# FS: 3 Biotodoma Cupido



## akafugu (Jul 14, 2011)

*** Videos added!!! ***

_SCROLL TO MY MOST RECENT POST TO SEE THE NEWEST AND BEST VIDEO_

I have sold the pair and now have one male still available. Asking $20 or a trade of a good bunch of shrimp.

I've had these rarish wild caught peaceful earth-eaters for a little over a year now. I got them as babies from Charles and they are now about 4" long.
They are very non-agressive though, and can be kept with community fish. I have guppies and thread find rainbows in the same tank and they are not bothered at all. They would look great in a tank of wild discus or altum angels!

They are beginning to colour up and showing some mature behaviour. But as they are a slow growing cichlid, it may be until next spring or so before they are ready to spawn. Sexing is difficult. I am very sure that at least two are males. They are growing extensions on their tail tips and lip-locking a lot. The other one has a little less body mass, has not grown the tail extensions, and has a more demure nature, often lurking out of the way while the boys tussle. From these clues, I feel it is likely a female. Full disclosure though, there is some debate about the sexing of these rarely bred fish. A lot of sources on the net say that males develop solid lines of iridescent blue on their cheeks and females have broken blue dots. But I have also read reports that this is not true. I hope it is not as all three of mine have straight lines. But even if they are all males, they are a lovely SA cichlid to keep.

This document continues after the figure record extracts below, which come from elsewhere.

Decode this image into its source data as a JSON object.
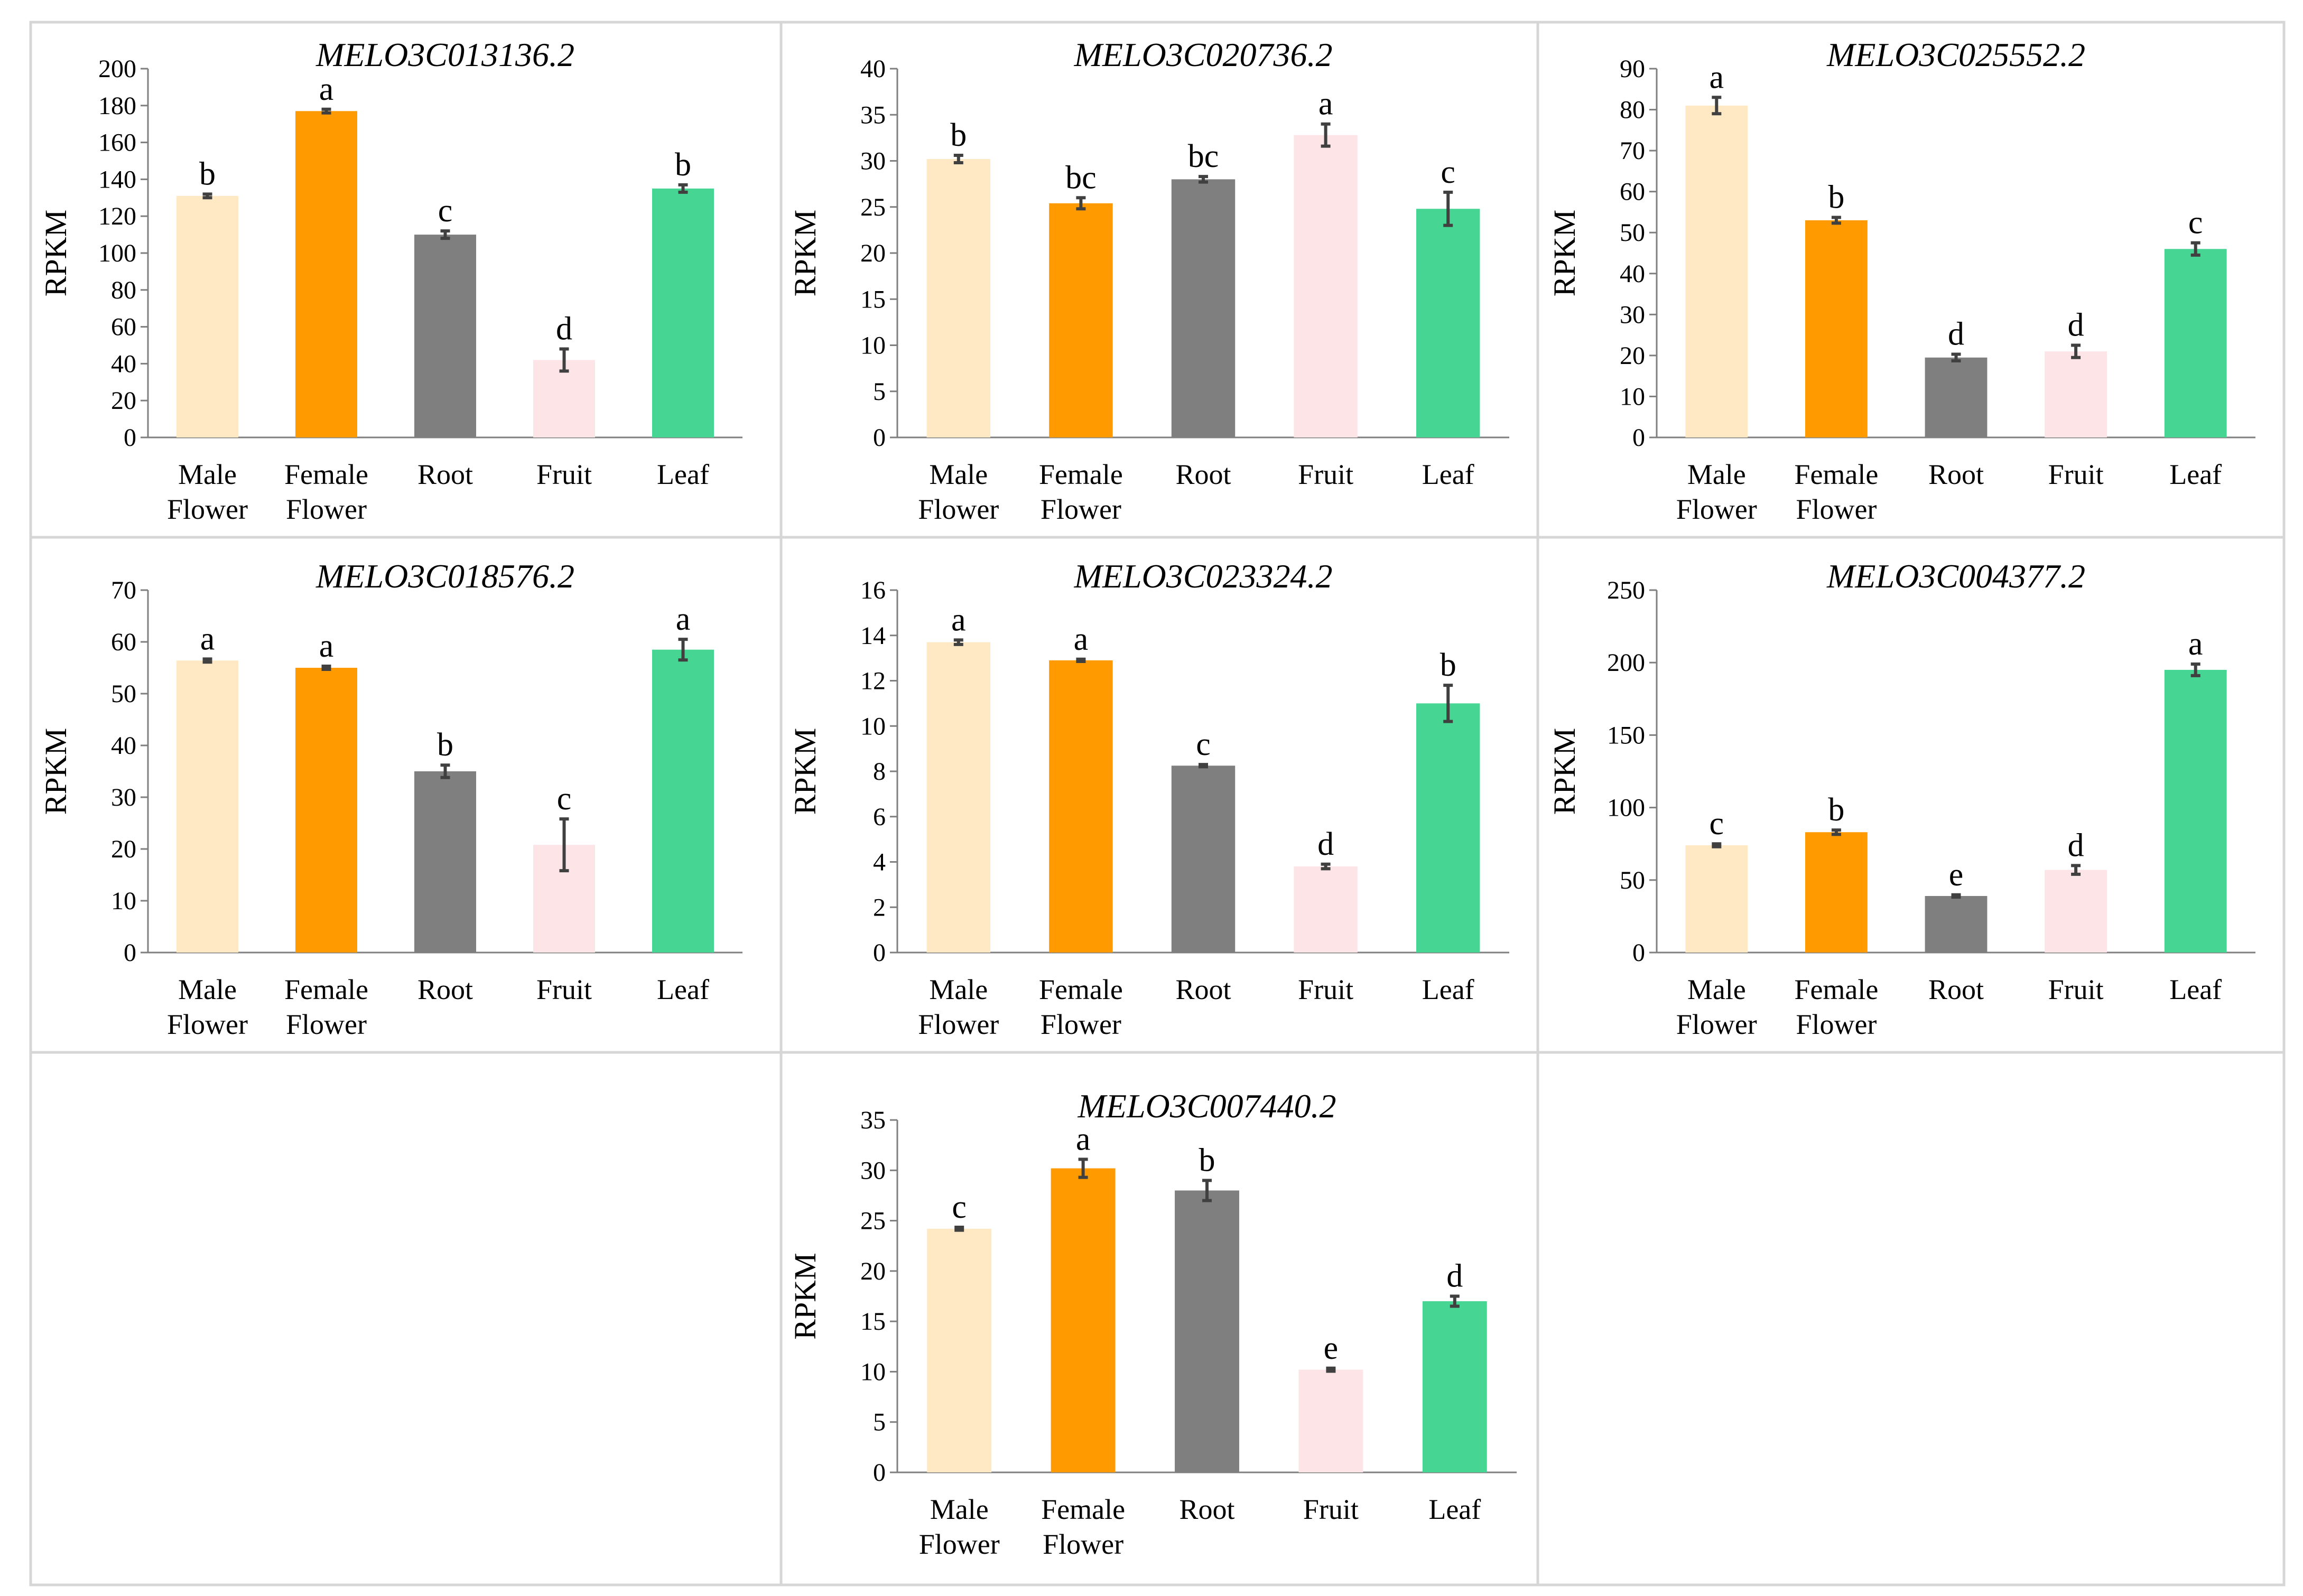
{
  "chart_data": [
    {
      "type": "bar",
      "title": "MELO3C013136.2",
      "ylabel": "RPKM",
      "xlabel": "",
      "ylim": [
        0,
        200
      ],
      "yticks": [
        0,
        20,
        40,
        60,
        80,
        100,
        120,
        140,
        160,
        180,
        200
      ],
      "categories": [
        [
          "Male",
          "Flower"
        ],
        [
          "Female",
          "Flower"
        ],
        [
          "Root"
        ],
        [
          "Fruit"
        ],
        [
          "Leaf"
        ]
      ],
      "values": [
        131,
        177,
        110,
        42,
        135
      ],
      "errors": [
        1,
        1,
        2,
        6,
        2
      ],
      "significance": [
        "b",
        "a",
        "c",
        "d",
        "b"
      ]
    },
    {
      "type": "bar",
      "title": "MELO3C020736.2",
      "ylabel": "RPKM",
      "xlabel": "",
      "ylim": [
        0,
        40
      ],
      "yticks": [
        0,
        5,
        10,
        15,
        20,
        25,
        30,
        35,
        40
      ],
      "categories": [
        [
          "Male",
          "Flower"
        ],
        [
          "Female",
          "Flower"
        ],
        [
          "Root"
        ],
        [
          "Fruit"
        ],
        [
          "Leaf"
        ]
      ],
      "values": [
        30.2,
        25.4,
        28.0,
        32.8,
        24.8
      ],
      "errors": [
        0.4,
        0.6,
        0.3,
        1.2,
        1.8
      ],
      "significance": [
        "b",
        "bc",
        "bc",
        "a",
        "c"
      ]
    },
    {
      "type": "bar",
      "title": "MELO3C025552.2",
      "ylabel": "RPKM",
      "xlabel": "",
      "ylim": [
        0,
        90
      ],
      "yticks": [
        0,
        10,
        20,
        30,
        40,
        50,
        60,
        70,
        80,
        90
      ],
      "categories": [
        [
          "Male",
          "Flower"
        ],
        [
          "Female",
          "Flower"
        ],
        [
          "Root"
        ],
        [
          "Fruit"
        ],
        [
          "Leaf"
        ]
      ],
      "values": [
        81,
        53,
        19.5,
        21,
        46
      ],
      "errors": [
        2,
        0.7,
        0.8,
        1.5,
        1.5
      ],
      "significance": [
        "a",
        "b",
        "d",
        "d",
        "c"
      ]
    },
    {
      "type": "bar",
      "title": "MELO3C018576.2",
      "ylabel": "RPKM",
      "xlabel": "",
      "ylim": [
        0,
        70
      ],
      "yticks": [
        0,
        10,
        20,
        30,
        40,
        50,
        60,
        70
      ],
      "categories": [
        [
          "Male",
          "Flower"
        ],
        [
          "Female",
          "Flower"
        ],
        [
          "Root"
        ],
        [
          "Fruit"
        ],
        [
          "Leaf"
        ]
      ],
      "values": [
        56.4,
        55.0,
        35.0,
        20.8,
        58.5
      ],
      "errors": [
        0.3,
        0.3,
        1.2,
        5.0,
        2.0
      ],
      "significance": [
        "a",
        "a",
        "b",
        "c",
        "a"
      ]
    },
    {
      "type": "bar",
      "title": "MELO3C023324.2",
      "ylabel": "RPKM",
      "xlabel": "",
      "ylim": [
        0,
        16
      ],
      "yticks": [
        0,
        2,
        4,
        6,
        8,
        10,
        12,
        14,
        16
      ],
      "categories": [
        [
          "Male",
          "Flower"
        ],
        [
          "Female",
          "Flower"
        ],
        [
          "Root"
        ],
        [
          "Fruit"
        ],
        [
          "Leaf"
        ]
      ],
      "values": [
        13.7,
        12.9,
        8.25,
        3.8,
        11.0
      ],
      "errors": [
        0.1,
        0.05,
        0.05,
        0.1,
        0.8
      ],
      "significance": [
        "a",
        "a",
        "c",
        "d",
        "b"
      ]
    },
    {
      "type": "bar",
      "title": "MELO3C004377.2",
      "ylabel": "RPKM",
      "xlabel": "",
      "ylim": [
        0,
        250
      ],
      "yticks": [
        0,
        50,
        100,
        150,
        200,
        250
      ],
      "categories": [
        [
          "Male",
          "Flower"
        ],
        [
          "Female",
          "Flower"
        ],
        [
          "Root"
        ],
        [
          "Fruit"
        ],
        [
          "Leaf"
        ]
      ],
      "values": [
        74,
        83,
        39,
        57,
        195
      ],
      "errors": [
        1,
        1.5,
        0.8,
        3,
        4
      ],
      "significance": [
        "c",
        "b",
        "e",
        "d",
        "a"
      ]
    },
    {
      "type": "bar",
      "title": "MELO3C007440.2",
      "ylabel": "RPKM",
      "xlabel": "",
      "ylim": [
        0,
        35
      ],
      "yticks": [
        0,
        5,
        10,
        15,
        20,
        25,
        30,
        35
      ],
      "categories": [
        [
          "Male",
          "Flower"
        ],
        [
          "Female",
          "Flower"
        ],
        [
          "Root"
        ],
        [
          "Fruit"
        ],
        [
          "Leaf"
        ]
      ],
      "values": [
        24.2,
        30.2,
        28.0,
        10.2,
        17.0
      ],
      "errors": [
        0.15,
        0.9,
        1.0,
        0.15,
        0.5
      ],
      "significance": [
        "c",
        "a",
        "b",
        "e",
        "d"
      ]
    }
  ],
  "colors": {
    "bars": [
      "#FFE9C5",
      "#FF9A00",
      "#7F7F7F",
      "#FCE4E7",
      "#47D594"
    ],
    "axis": "#7F7F7F",
    "error_bar": "#404040",
    "grid_border": "#D6D6D6"
  }
}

Here is a video I found of a spawning pair with fry. Both of the pair seem to have the same long blue lines on their cheeks that mine do. So there is some extra evidence that I may have a girl: 




I was planing on keeping them, and getting more and trying to breed them next year. But I have just got an opportunity to keep another rare fish I have wanted for years and I need to clear out the cupido's to make tank space.

Asking $20 each.

Here are some recent video's I have taken of them. Sorry for the poor iPhone quality:






Google image searches yield a few pics of what they look like when the colour up: i.e. Bilder av Biotodoma cupido (Cupidociklide) | Akvaforum.no - Akvarieforum, akvarium og akvariefisk


----------



## gsneufeld (Jan 28, 2012)

Hey, I would love to get one of these... are you interested in a trade?


----------



## akafugu (Jul 14, 2011)

I don't think I have the tank space for much new, but what are you offering?

I'd prefer to sell them all as a group, but I might let one of the males go and sell the remaining "pair" together.
If the smaller one is a girl, I would really like someone to breed them.


----------



## gsneufeld (Jan 28, 2012)

I'm looking for a singleton only.. so I would love to take that third off your hands. For trade I have a mated pair of "Peruvian Red Spotted" scalare angels, 4.5-5 inches, 8 pygmy corydoras, four pearl danios, and a breeding pair of Peppered Corydoras

Plants I have for trade, two varieties of crypts, corkscrew vals. hornwort, water lettuce, java fern, Java moss, dwarf hygrophilia, and a small marimo moss ball


----------



## gsneufeld (Jan 28, 2012)

Also have a 3 Gallon complete setup, perfect for a betta or some cherry shrimp

http://www.bcaquaria.com/forum/fres...0-free-plants-cherry-shrimp-snails-etc-30140/


----------



## akafugu (Jul 14, 2011)

Bump to add some videos:


----------



## akafugu (Jul 14, 2011)

bumpity bump


----------



## bcorchidguy (Jan 14, 2011)

omg beautiful fish


----------



## akafugu (Jul 14, 2011)

Thanks!

They often show much better pattern and colour than I managed to capture with my iPhone.
They have lovely personalities and if do sell them, I am going to miss them.


----------



## akafugu (Jul 14, 2011)

I have had a lot of interest from folks wanting to make trades for other fish. Thanks for the great offers, but I'm trying to clear out some room in my tanks and I'm not looking for anything else to replace these with. I could be tempted to trade for mature cherry shrimp, but I'd want at least 20 in trade for each cupido.

Here is the most recent video I took while feeding them some grindle worms yesterday. They are showing their colours off a bit better here:


----------



## akafugu (Jul 14, 2011)

bumpity bump


----------



## bcorchidguy (Jan 14, 2011)

Would love them but out of room until I move my fish and get a pair to keep. Then... I'll be looking

Douglas

ps, give you a free bump


----------



## Emily (May 4, 2010)

Pm sent...


----------



## akafugu (Jul 14, 2011)

The pair is pending. Which leaves one lovely male left for $20 or make me a shrimp trade offer.


----------



## akafugu (Jul 14, 2011)

Bump to announce the pair is sold, but one male is still looking for a home.


----------